The MIA-induced KOA model was used to evaluate the cold pain threshold and paw withdrawal threshold (PWT) of joints after MIA (40 mg/mL) injection into the knee joints. Microscopically, we used LPS (5 ug/mL) and ATP (4 mmol/L) to stimulate fibroblast-like synovial cells (FLSs) to explore the underlying mechanisms and effects of Chrysin. Two staining methods, H&E and Sirius Red, were applied to assess histopathological changes in synovial membranes. Cellular signal transduction was determined by qRT-PCR and WB. Cytokine expression (inflammatory cytokines and pain-related cytokines) was detected by ELISA. The degree of chronic inflammatory pain was evaluated by c-Fos immunofluorescence.
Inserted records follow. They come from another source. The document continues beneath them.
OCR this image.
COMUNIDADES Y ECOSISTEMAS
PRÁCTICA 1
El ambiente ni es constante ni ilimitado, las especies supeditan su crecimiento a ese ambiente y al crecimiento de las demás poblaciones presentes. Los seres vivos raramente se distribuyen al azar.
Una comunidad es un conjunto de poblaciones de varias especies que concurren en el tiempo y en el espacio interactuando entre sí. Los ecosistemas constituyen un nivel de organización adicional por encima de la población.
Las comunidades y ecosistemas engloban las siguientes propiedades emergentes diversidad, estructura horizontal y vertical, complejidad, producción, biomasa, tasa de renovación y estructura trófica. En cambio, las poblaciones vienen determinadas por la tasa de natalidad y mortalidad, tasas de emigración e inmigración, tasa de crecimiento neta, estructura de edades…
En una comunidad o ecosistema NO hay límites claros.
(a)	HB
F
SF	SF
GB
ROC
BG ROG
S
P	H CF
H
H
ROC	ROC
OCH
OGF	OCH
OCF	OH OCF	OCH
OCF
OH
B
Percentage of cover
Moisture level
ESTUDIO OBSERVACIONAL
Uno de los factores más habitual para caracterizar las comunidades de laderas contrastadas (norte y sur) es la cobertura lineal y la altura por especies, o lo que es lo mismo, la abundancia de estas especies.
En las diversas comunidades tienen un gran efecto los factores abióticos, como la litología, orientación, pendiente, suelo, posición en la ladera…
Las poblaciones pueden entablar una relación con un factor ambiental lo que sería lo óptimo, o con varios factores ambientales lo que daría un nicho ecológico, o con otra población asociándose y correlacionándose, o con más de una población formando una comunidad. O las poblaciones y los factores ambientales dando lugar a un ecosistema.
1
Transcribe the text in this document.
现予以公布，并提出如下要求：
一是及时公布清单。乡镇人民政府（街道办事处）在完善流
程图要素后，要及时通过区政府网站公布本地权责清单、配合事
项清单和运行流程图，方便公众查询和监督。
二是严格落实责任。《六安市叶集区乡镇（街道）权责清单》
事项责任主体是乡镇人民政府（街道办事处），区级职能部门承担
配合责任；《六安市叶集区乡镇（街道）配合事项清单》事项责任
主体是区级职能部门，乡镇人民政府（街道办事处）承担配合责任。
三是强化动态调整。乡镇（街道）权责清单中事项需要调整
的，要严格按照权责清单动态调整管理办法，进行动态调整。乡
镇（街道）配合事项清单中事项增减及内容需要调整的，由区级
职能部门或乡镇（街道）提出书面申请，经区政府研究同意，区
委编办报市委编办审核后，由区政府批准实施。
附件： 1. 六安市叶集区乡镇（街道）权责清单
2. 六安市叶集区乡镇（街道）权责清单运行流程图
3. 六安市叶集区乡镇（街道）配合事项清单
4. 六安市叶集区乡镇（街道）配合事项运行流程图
The results showed that Chrysin not only attenuated synovial inflammation but also reduced the secretion of pain-related factors and increased the PWT and cold pain threshold in rats. Chrysin also inhibited NLRP3 inflammasome activation and increased IL-1β levels to alleviate the synovitis.
Chrysin can relieve knee synovial inflammation and improve pain behavior in KOA rats, which may be related to the ability of Chrysin to inhibit NLRP3 inflammasome activation. Therefore, Chrysin may be developed as a new drug for the treatment of KOA.
我们最近的报告显示,抑制NLRP3激活可减轻膝关节骨关节炎(KOA)中的滑膜炎症和纤维化。滑膜炎症参与KOA的整个过程,并促进KOA的进展。天然黄酮白杨素来自中药黄芩,具有多种生物活性,可能对骨关节炎具有保护作用。然而,白杨素治疗滑膜炎症的机制仍不清楚。我们研究的目的是探讨白杨素对大鼠单碘乙酸(MIA)诱导的KOA的抗炎作用,通过靶向NLRP3炎性小体,以期找到一种治疗KOA的有效药物。
采用MIA诱导的KOA模型,评估向膝关节注射MIA(40mg/mL)后关节的冷痛阈值和爪退缩阈值(PWT)。在显微镜下,我们用脂多糖(LPS,5μg/mL)和三磷酸腺苷(ATP,4mmol/L)刺激成纤维样滑膜细胞(FLS),以探究白杨素的潜在机制和作用。应用苏木精-伊红(H&E)和天狼星红两种染色方法评估滑膜的组织病理学变化。通过定量逆转录聚合酶链反应(qRT-PCR)和蛋白质免疫印迹法(WB)测定细胞信号转导。通过酶联免疫吸附测定(ELISA)检测细胞因子表达(炎性细胞因子和疼痛相关细胞因子)。通过c-Fos免疫荧光评估慢性炎性疼痛的程度。
结果表明,白杨素不仅减轻了滑膜炎症,还减少了疼痛相关因子的分泌,并提高了大鼠的PWT和冷痛阈值。白杨素还抑制NLRP3炎性小体的激活,并提高白细胞介素-1β水平以减轻滑膜炎。
白杨素可减轻KOA大鼠的膝关节滑膜炎症并改善疼痛行为,这可能与白杨素抑制NLRP3炎性小体激活的能力有关。因此,白杨素可能被开发成为一种治疗KOA的新药。